Similar discrepancies existed during the Vietnam War, when poorer, Black Americans did most of the fighting and dying. Back then the draft had a convenient student deferral loophole that allowed richer, white Americans to become professional students, collecting an incredible number of graduate degrees at fine universities like Harvard.

Then, in 1968, the rules changed, and with them the nation's attitude about the costs and benefits of the war. Student deferrals would be permitted only until college graduation. And the nation finally awoke to the horrors of Vietnam--after tens of thousands of politically dispensable Americans had already died, after television brought the war home to American living rooms, after more and more sons of the middle class began to come home in body bags.

EVEN IF universal conscription is not a panacea for preventing unpopular wars, it does over time prevent leaders of democratic nations from prosecuting wars that stray too far from the national interest. Israel, whose citizens all serve terms in the army, got involved in a conflict in Lebanon in 1982 that ultimately proved unpopular among a majority of its citizens. Given the fact that men and women from all sectors of Israeli society were dying in the war, public opinion eventually compelled Israel to withdraw from most of Lebanon--in much less time and with far fewer losses than America in Vietnam.

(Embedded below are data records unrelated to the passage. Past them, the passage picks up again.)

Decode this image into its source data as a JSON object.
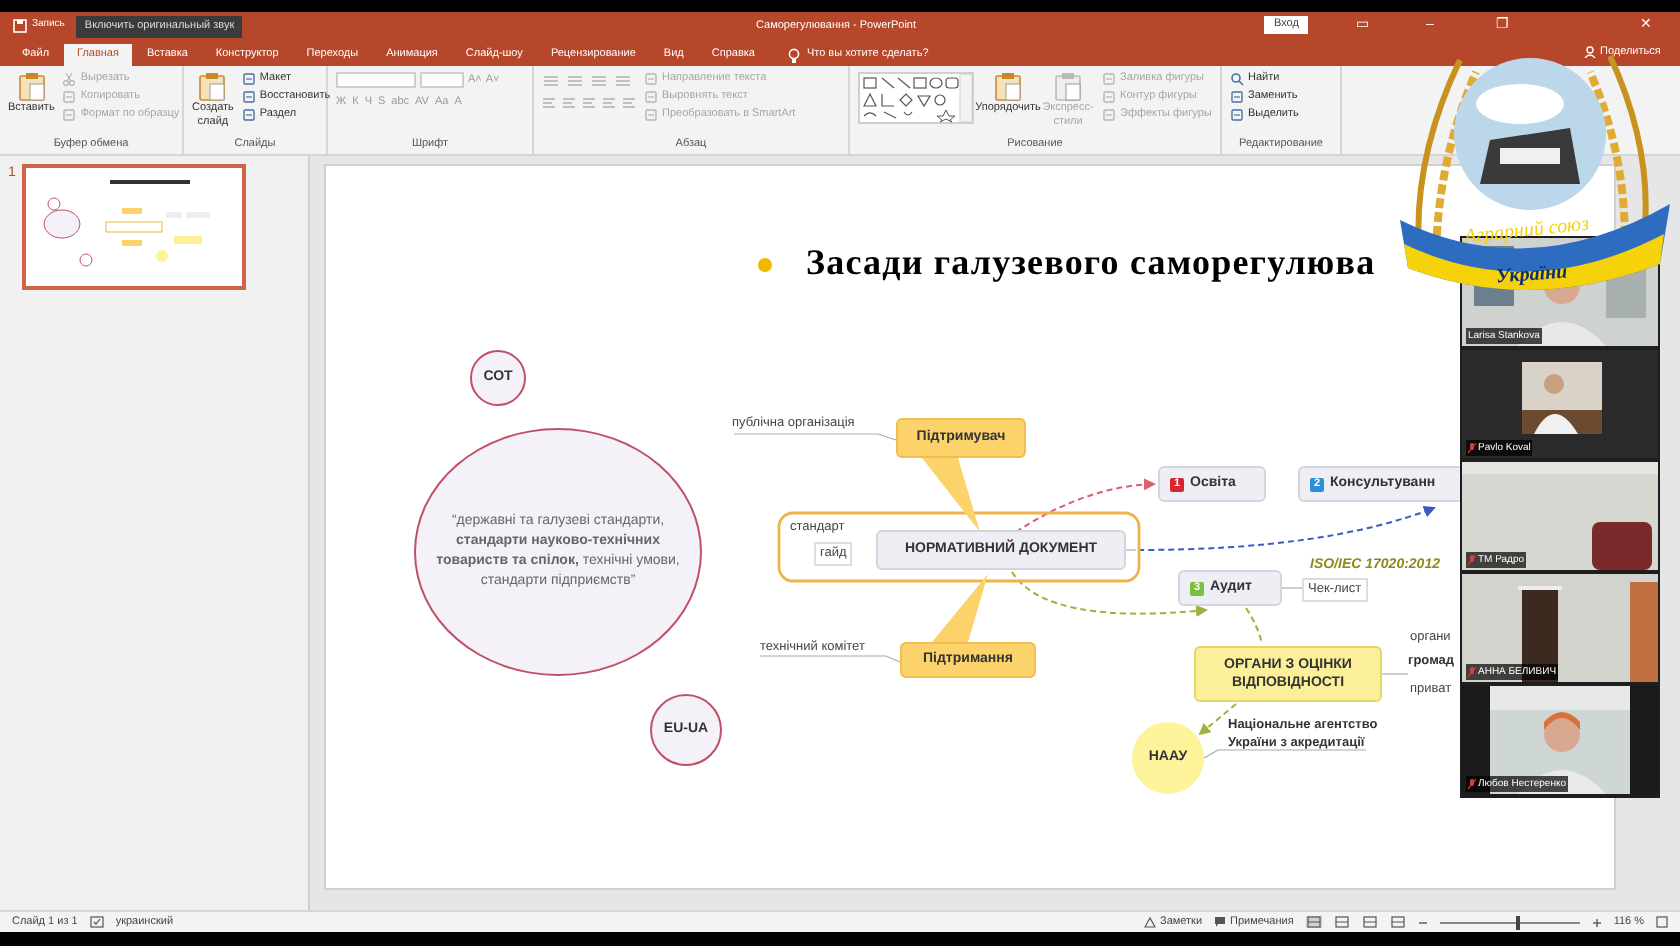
{
  "title_bar": {
    "recording": "Запись",
    "audio_button": "Включить оригинальный звук",
    "title": "Саморегулювання - PowerPoint",
    "sign_in": "Вход",
    "controls": [
      "▭",
      "–",
      "❐",
      "✕"
    ]
  },
  "tabs": [
    {
      "label": "Файл",
      "selected": false
    },
    {
      "label": "Главная",
      "selected": true
    },
    {
      "label": "Вставка",
      "selected": false
    },
    {
      "label": "Конструктор",
      "selected": false
    },
    {
      "label": "Переходы",
      "selected": false
    },
    {
      "label": "Анимация",
      "selected": false
    },
    {
      "label": "Слайд-шоу",
      "selected": false
    },
    {
      "label": "Рецензирование",
      "selected": false
    },
    {
      "label": "Вид",
      "selected": false
    },
    {
      "label": "Справка",
      "selected": false
    }
  ],
  "tell_me": "Что вы хотите сделать?",
  "share": "Поделиться",
  "ribbon_groups": [
    {
      "kind": "clipboard",
      "label": "Буфер обмена",
      "large": [
        {
          "label": "Вставить",
          "disabled": false
        }
      ],
      "small": [
        {
          "label": "Вырезать",
          "disabled": true
        },
        {
          "label": "Копировать",
          "disabled": true
        },
        {
          "label": "Формат по образцу",
          "disabled": true
        }
      ]
    },
    {
      "kind": "slides",
      "label": "Слайды",
      "large": [
        {
          "label": "Создать слайд",
          "disabled": false
        }
      ],
      "small": [
        {
          "label": "Макет",
          "disabled": false
        },
        {
          "label": "Восстановить",
          "disabled": false
        },
        {
          "label": "Раздел",
          "disabled": false
        }
      ]
    },
    {
      "kind": "font",
      "label": "Шрифт",
      "buttons": [
        "A˄",
        "A˅",
        "Ж",
        "К",
        "Ч",
        "S",
        "abc",
        "AV",
        "Aa",
        "A"
      ]
    },
    {
      "kind": "paragraph",
      "label": "Абзац",
      "small": [
        {
          "label": "Направление текста",
          "disabled": true
        },
        {
          "label": "Выровнять текст",
          "disabled": true
        },
        {
          "label": "Преобразовать в SmartArt",
          "disabled": true
        }
      ]
    },
    {
      "kind": "drawing",
      "label": "Рисование",
      "large": [
        {
          "label": "Упорядочить",
          "disabled": false
        },
        {
          "label": "Экспресс-стили",
          "disabled": true
        }
      ],
      "small": [
        {
          "label": "Заливка фигуры",
          "disabled": true
        },
        {
          "label": "Контур фигуры",
          "disabled": true
        },
        {
          "label": "Эффекты фигуры",
          "disabled": true
        }
      ]
    },
    {
      "kind": "editing",
      "label": "Редактирование",
      "small": [
        {
          "label": "Найти",
          "disabled": false
        },
        {
          "label": "Заменить",
          "disabled": false
        },
        {
          "label": "Выделить",
          "disabled": false
        }
      ]
    }
  ],
  "thumbnails": [
    {
      "number": "1",
      "selected": true
    }
  ],
  "slide": {
    "title": "Засади галузевого саморегулюва",
    "nodes": [
      {
        "kind": "circle",
        "text": "СОТ"
      },
      {
        "kind": "ellipse",
        "text": "“державні та галузеві стандарти, **стандарти науково-технічних товариств та спілок,** технічні умови, стандарти підприємств”"
      },
      {
        "kind": "label",
        "text": "публічна організація"
      },
      {
        "kind": "callout",
        "text": "Підтримувач"
      },
      {
        "kind": "numbered",
        "number": "1",
        "color": "#d7262e",
        "text": "Освіта"
      },
      {
        "kind": "numbered",
        "number": "2",
        "color": "#2f8fd6",
        "text": "Консультуванн"
      },
      {
        "kind": "label",
        "text": "стандарт"
      },
      {
        "kind": "boxed_label",
        "text": "гайд"
      },
      {
        "kind": "topic",
        "text": "НОРМАТИВНИЙ ДОКУМЕНТ"
      },
      {
        "kind": "note",
        "text": "ISO/IEC 17020:2012"
      },
      {
        "kind": "numbered",
        "number": "3",
        "color": "#7abf3f",
        "text": "Аудит"
      },
      {
        "kind": "boxed_label",
        "text": "Чек-лист"
      },
      {
        "kind": "label",
        "text": "органи"
      },
      {
        "kind": "bold_label",
        "text": "громад"
      },
      {
        "kind": "label",
        "text": "технічний комітет"
      },
      {
        "kind": "callout",
        "text": "Підтримання"
      },
      {
        "kind": "organ",
        "text": "ОРГАНИ З ОЦІНКИ ВІДПОВІДНОСТІ"
      },
      {
        "kind": "label",
        "text": "приват"
      },
      {
        "kind": "circle",
        "text": "EU-UA"
      },
      {
        "kind": "yellow_circle",
        "text": "НААУ"
      },
      {
        "kind": "bold_label",
        "text": "Національне агентство України з акредитації"
      }
    ]
  },
  "logo": {
    "line_1": "Аграрний союз",
    "line_2": "України"
  },
  "participants": [
    {
      "name": "Larisa Stankova",
      "muted": false
    },
    {
      "name": "Pavlo Koval",
      "muted": true
    },
    {
      "name": "TM Радро",
      "muted": true
    },
    {
      "name": "АННА БЕЛИВИЧ",
      "muted": true
    },
    {
      "name": "Любов Нестеренко",
      "muted": true
    }
  ],
  "status_bar": {
    "slide": "Слайд 1 из 1",
    "language": "украинский",
    "notes": "Заметки",
    "comments": "Примечания",
    "zoom": {
      "level": 0.55,
      "reading": "116 %"
    }
  }
}
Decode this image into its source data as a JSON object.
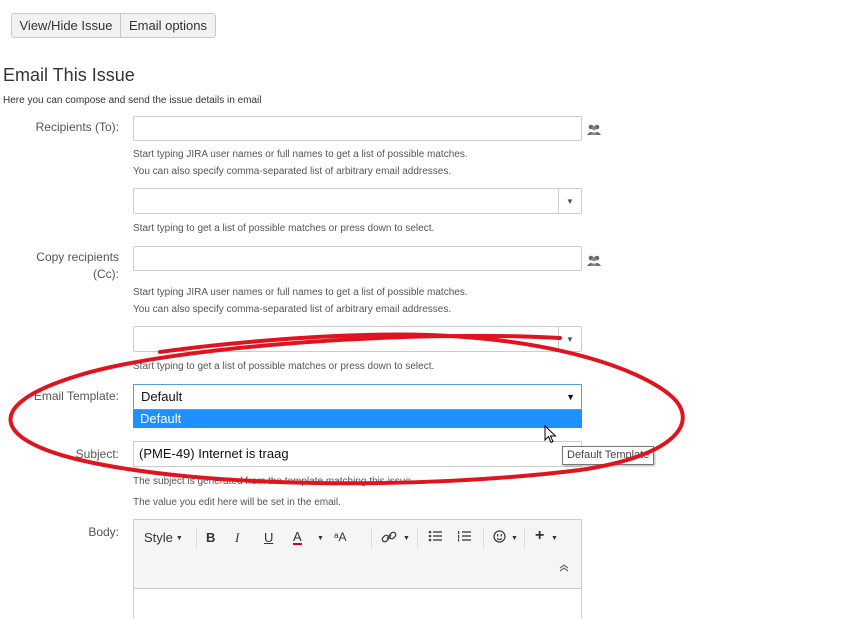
{
  "toolbar": {
    "view_hide": "View/Hide Issue",
    "email_options": "Email options"
  },
  "page": {
    "title": "Email This Issue",
    "intro": "Here you can compose and send the issue details in email"
  },
  "recipients_to": {
    "label": "Recipients (To):",
    "hint1": "Start typing JIRA user names or full names to get a list of possible matches.",
    "hint2": "You can also specify comma-separated list of arbitrary email addresses.",
    "select_hint": "Start typing to get a list of possible matches or press down to select."
  },
  "recipients_cc": {
    "label_line1": "Copy recipients",
    "label_line2": "(Cc):",
    "hint1": "Start typing JIRA user names or full names to get a list of possible matches.",
    "hint2": "You can also specify comma-separated list of arbitrary email addresses.",
    "select_hint": "Start typing to get a list of possible matches or press down to select."
  },
  "template": {
    "label": "Email Template:",
    "value": "Default",
    "options": [
      "Default"
    ],
    "tooltip": "Default Template"
  },
  "subject": {
    "label": "Subject:",
    "value": "(PME-49) Internet is traag",
    "hint1": "The subject is generated from the template matching this issue.",
    "hint2": "The value you edit here will be set in the email."
  },
  "body": {
    "label": "Body:",
    "style_label": "Style",
    "bold": "B",
    "italic": "I",
    "underline": "U",
    "color": "A",
    "size": "ᵃA"
  },
  "colors": {
    "annotation": "#e0141e",
    "selected": "#1e90ff",
    "text_color_bar": "#d0021b"
  },
  "icons": [
    "people-icon",
    "chevron-down-icon",
    "link-icon",
    "bullet-list-icon",
    "numbered-list-icon",
    "emoticon-icon",
    "plus-icon",
    "collapse-icon",
    "mouse-cursor-icon"
  ]
}
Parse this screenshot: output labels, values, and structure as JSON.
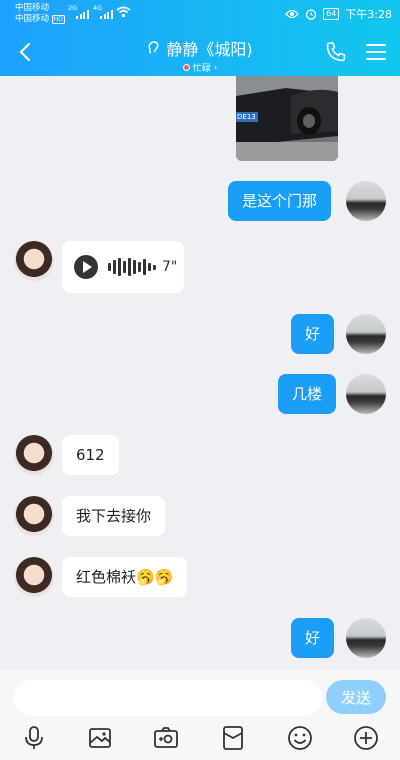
{
  "status_bar": {
    "carrier1": "中国移动",
    "carrier2": "中国移动",
    "hd_badge": "HD",
    "net_label": "4G",
    "net_label2": "2G",
    "battery": "64",
    "time": "下午3:28"
  },
  "header": {
    "title": "静静《城阳)",
    "status": "忙碌",
    "status_arrow": "›"
  },
  "messages": [
    {
      "dir": "out",
      "text": "是这个门那"
    },
    {
      "dir": "in",
      "type": "voice",
      "duration": "7\""
    },
    {
      "dir": "out",
      "text": "好"
    },
    {
      "dir": "out",
      "text": "几楼"
    },
    {
      "dir": "in",
      "text": "612"
    },
    {
      "dir": "in",
      "text": "我下去接你"
    },
    {
      "dir": "in",
      "text": "红色棉袄🥱🥱"
    },
    {
      "dir": "out",
      "text": "好"
    }
  ],
  "photo": {
    "plate_text": "DE13"
  },
  "input": {
    "placeholder": "",
    "send_label": "发送"
  },
  "toolbar": [
    "mic-icon",
    "picture-icon",
    "camera-icon",
    "red-packet-icon",
    "emoji-icon",
    "plus-icon"
  ],
  "colors": {
    "header_start": "#1ea0ff",
    "header_end": "#12c6ee",
    "bubble_out": "#1a9df5",
    "send_disabled": "#8ed0fb"
  }
}
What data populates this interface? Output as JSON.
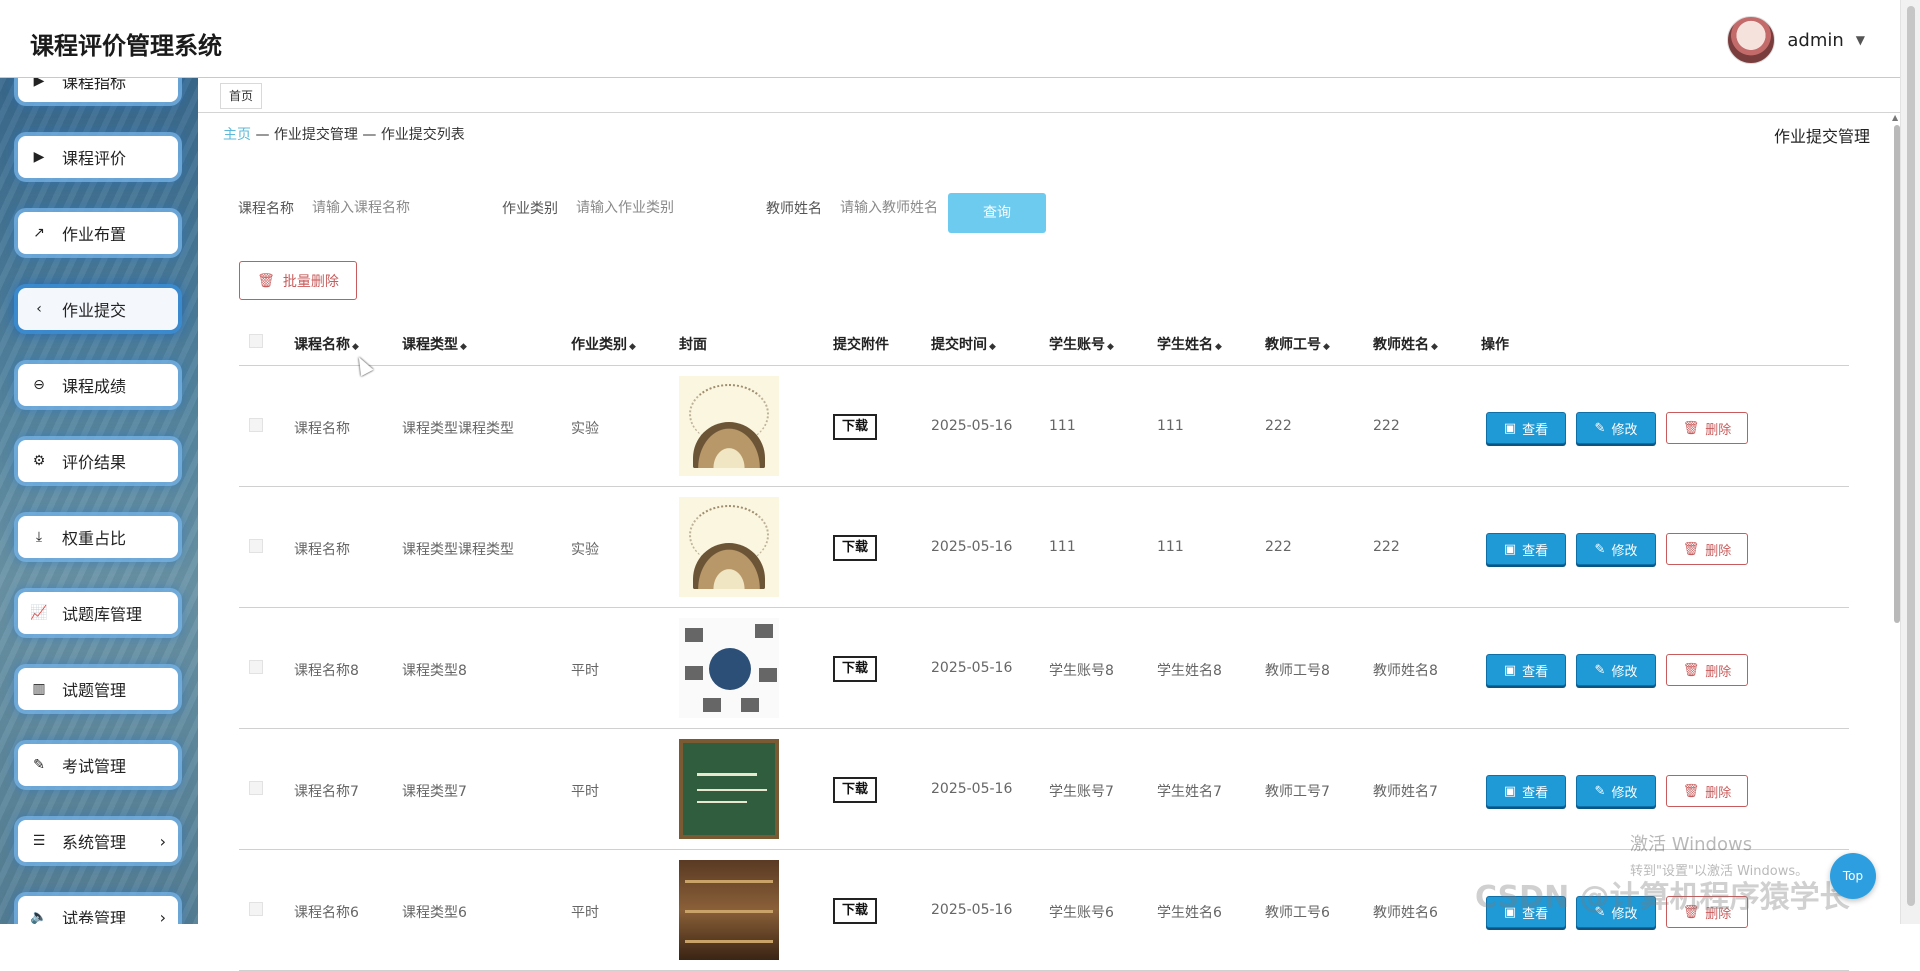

If the antiwar movement truly believes that the Gulf War is simply another Vietnam--an unjust, or even unwise, conflict whose costs greatly exceed its benefits--then the way to prove it to policymakers is to send rich white boys to die in the Gulf alongside other, less privileged citizens.

If the antiwar movement truly believes that the war does not serve the interests of all Americans--and not just the interests of rich white Americans who would prefer not to visit the Middle East any time soon--then it should agitate to make the armed forces represent a real cross-section of America.

To do otherwise is to be Neil Bush.

America's privileged students should support the idea of universal conscription... ...Instead, they are teaching each other ways to dodge the draft.